Polah tingkah anak-anak memang kerap menimbulkan stres. Tetapi mengenali apa saja yang jadi pemicunya dan melakukan pencegahan, bisa membuat hidup sedikit lebih mudah. 

Misalnya, jika anak sering berlama-lama saat sarapan sehingga terlambat ke sekolah, coba jadwalkan waktu sarapan lebih awal atau set alarm lebih pagi agar anak tidak terburu-buru mempersiapkan diri.

Selain itu, orangtua juga perlu membahagiakan diri sendiri agar bisa mendidik anak-anak dengan bahagia. 

4. Merendahkan teman bermain anak

Mengekspresikan kritik atau merendahkan teman-teman anak hanya akan membawa hasil yang toksik.

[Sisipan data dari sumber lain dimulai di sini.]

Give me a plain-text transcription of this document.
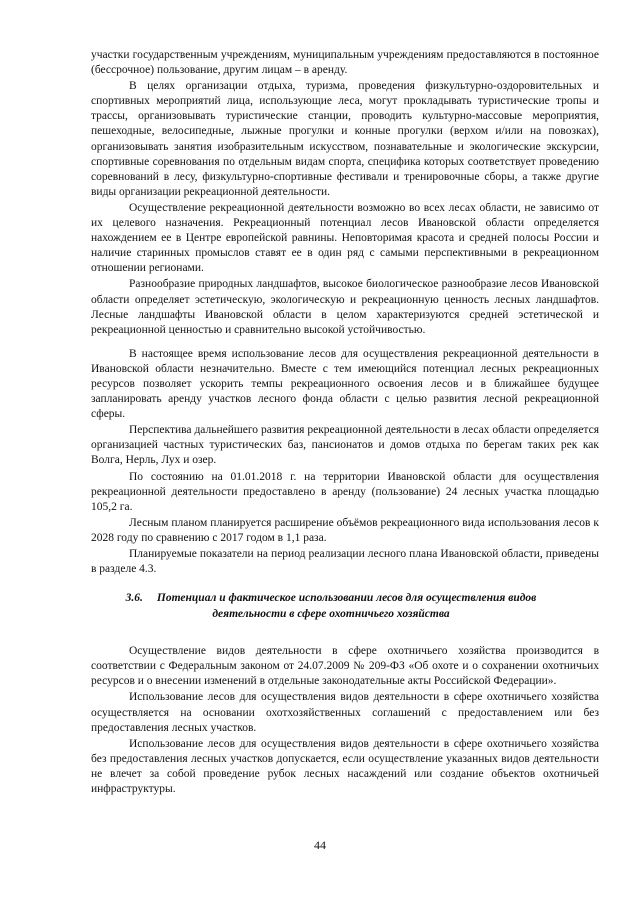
участки государственным учреждениям, муниципальным учреждениям предоставляются в постоянное (бессрочное) пользование, другим лицам – в аренду.

В целях организации отдыха, туризма, проведения физкультурно-оздоровительных и спортивных мероприятий лица, использующие леса, могут прокладывать туристические тропы и трассы, организовывать туристические станции, проводить культурно-массовые мероприятия, пешеходные, велосипедные, лыжные прогулки и конные прогулки (верхом и/или на повозках), организовывать занятия изобразительным искусством, познавательные и экологические экскурсии, спортивные соревнования по отдельным видам спорта, специфика которых соответствует проведению соревнований в лесу, физкультурно-спортивные фестивали и тренировочные сборы, а также другие виды организации рекреационной деятельности.

Осуществление рекреационной деятельности возможно во всех лесах области, не зависимо от их целевого назначения. Рекреационный потенциал лесов Ивановской области определяется нахождением ее в Центре европейской равнины. Неповторимая красота и средней полосы России и наличие старинных промыслов ставят ее в один ряд с самыми перспективными в рекреационном отношении регионами.

Разнообразие природных ландшафтов, высокое биологическое разнообразие лесов Ивановской области определяет эстетическую, экологическую и рекреационную ценность лесных ландшафтов. Лесные ландшафты Ивановской области в целом характеризуются средней эстетической и рекреационной ценностью и сравнительно высокой устойчивостью.

В настоящее время использование лесов для осуществления рекреационной деятельности в Ивановской области незначительно. Вместе с тем имеющийся потенциал лесных рекреационных ресурсов позволяет ускорить темпы рекреационного освоения лесов и в ближайшее будущее запланировать аренду участков лесного фонда области с целью развития лесной рекреационной сферы.

Перспектива дальнейшего развития рекреационной деятельности в лесах области определяется организацией частных туристических баз, пансионатов и домов отдыха по берегам таких рек как Волга, Нерль, Лух и озер.

По состоянию на 01.01.2018 г. на территории Ивановской области для осуществления рекреационной деятельности предоставлено в аренду (пользование) 24 лесных участка площадью 105,2 га.

Лесным планом планируется расширение объёмов рекреационного вида использования лесов к 2028 году по сравнению с 2017 годом в 1,1 раза.

Планируемые показатели на период реализации лесного плана Ивановской области, приведены в разделе 4.3.

3.6. Потенциал и фактическое использовании лесов для осуществления видов деятельности в сфере охотничьего хозяйства

Осуществление видов деятельности в сфере охотничьего хозяйства производится в соответствии с Федеральным законом от 24.07.2009 № 209-ФЗ «Об охоте и о сохранении охотничьих ресурсов и о внесении изменений в отдельные законодательные акты Российской Федерации».

Использование лесов для осуществления видов деятельности в сфере охотничьего хозяйства осуществляется на основании охотхозяйственных соглашений с предоставлением или без предоставления лесных участков.

Использование лесов для осуществления видов деятельности в сфере охотничьего хозяйства без предоставления лесных участков допускается, если осуществление указанных видов деятельности не влечет за собой проведение рубок лесных насаждений или создание объектов охотничьей инфраструктуры.

44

"Orangtua yang toksik suka merendahkan teman anak mereka. Jika kita merendahkan teman mereka sama saja kita merendahkan anak-anak kita sendiri," ujar Greenberg.

Sebaliknya, dia merekomendasikan agar orangtua lebih banyak mencari tahu dulu mengapa setiap teman istimewa bagi mereka.

5. Memberi label pada anak

Orangtua yang toksik mengacaukan perilaku buruk anak dengan identitas negatif dan tidak bisa membedakan antara pilihan yang buruk dan anak yang buruk.

"Kurangnya waktu bagi orangtua untuk mengatur napas dan merenung dapat memberikan label yang toksik pada anak seperti malas, bermasalah, egois, dan tidak pengertian," jelas Bernstein.

Hal ini dapat mengakibatkan orangtua memengaruhi anak-anaknya untuk terkunci pada identitas negatif tersebut.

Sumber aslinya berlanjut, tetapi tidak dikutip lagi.